• A
  • A
  • A
  • АБB
  • АБB
  • АБB
  • А
  • А
  • А
  • А
  • А
Обычная версия сайта

Федор Достоевский и Туве Янссон, Эндимион Уилкинсон и Милица Матье

Мария Чижевская и Анастасия Иванова о любимых книгах

Коллаж: кадр из м/ф "Приключения муми-троллей" (1990) / Портрет Ф. Достоевского работы В. Перова (1872)

Художественная литература

старший преподаватель кафедры международных отношений и политических процессов стран Азии и Африки Санкт-Петербургской школы социальных наук и востоковедения

Спасибо за вопрос, он заставил меня крепко задуматься. Я всегда любила читать, получала удовольствие от умного, точно подобранного слова, образного языка. Перебираю в голове книги, и хочется выбрать какую-то редкую, необычную, возможно, открыть что-то новое для тех, кто читает этот текст. Но нет. Книга, которая произвела переворот в моей душе, — это известнейшее сочинение известнейшего писателя — «Идиот» (1869) Федора Достоевского.

Первое знакомство с Достоевским не было личным открытием. В старшей школе я читала «Преступление и наказание» (1866) по школьной программе, потом самостоятельно — «Братьев Карамазовых» (1880). Оба романа испугали и оттолкнули меня. Мрачные образы, сложные разговоры, высокий эмоциональный накал — все это было непонятно и нисколько не откликнулось в мои 16 лет.

Кажется, я бы не вернулась к этому автору, если бы мне не попалась в библиотеке книга, название которой с детства не давало мне покоя. Как знаменитый писатель мог назвать книгу ругательным словом? Я решила дать Достоевскому второй шанс.
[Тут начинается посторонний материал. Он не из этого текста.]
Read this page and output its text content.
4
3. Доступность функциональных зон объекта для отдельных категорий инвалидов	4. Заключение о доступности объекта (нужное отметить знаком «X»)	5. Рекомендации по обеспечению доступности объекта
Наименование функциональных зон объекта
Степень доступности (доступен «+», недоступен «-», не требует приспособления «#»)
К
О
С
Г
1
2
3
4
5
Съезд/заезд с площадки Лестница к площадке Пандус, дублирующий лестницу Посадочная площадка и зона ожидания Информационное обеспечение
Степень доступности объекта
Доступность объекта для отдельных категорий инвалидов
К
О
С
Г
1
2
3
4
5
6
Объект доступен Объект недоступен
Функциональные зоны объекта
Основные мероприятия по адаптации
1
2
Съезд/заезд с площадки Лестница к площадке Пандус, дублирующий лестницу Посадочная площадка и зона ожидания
К моему глубокому удивлению, стиль «Идиота» разительно отличался от того, что я ожидала после неудачного школьного опыта. Читалось ясно и легко, как мне тогда показалось. Образ князя Льва Мышкина — чистый и светлый — зацепил с самого начала. Нам еще в школе рассказывали о том, что в первых черновиках романа автор называет его «князь Христос». Я в тот период проходила свой духовный путь, и мне был очень созвучен этот образ, этот взгляд на мир со стороны «положительно прекрасного человека», как его называл писатель.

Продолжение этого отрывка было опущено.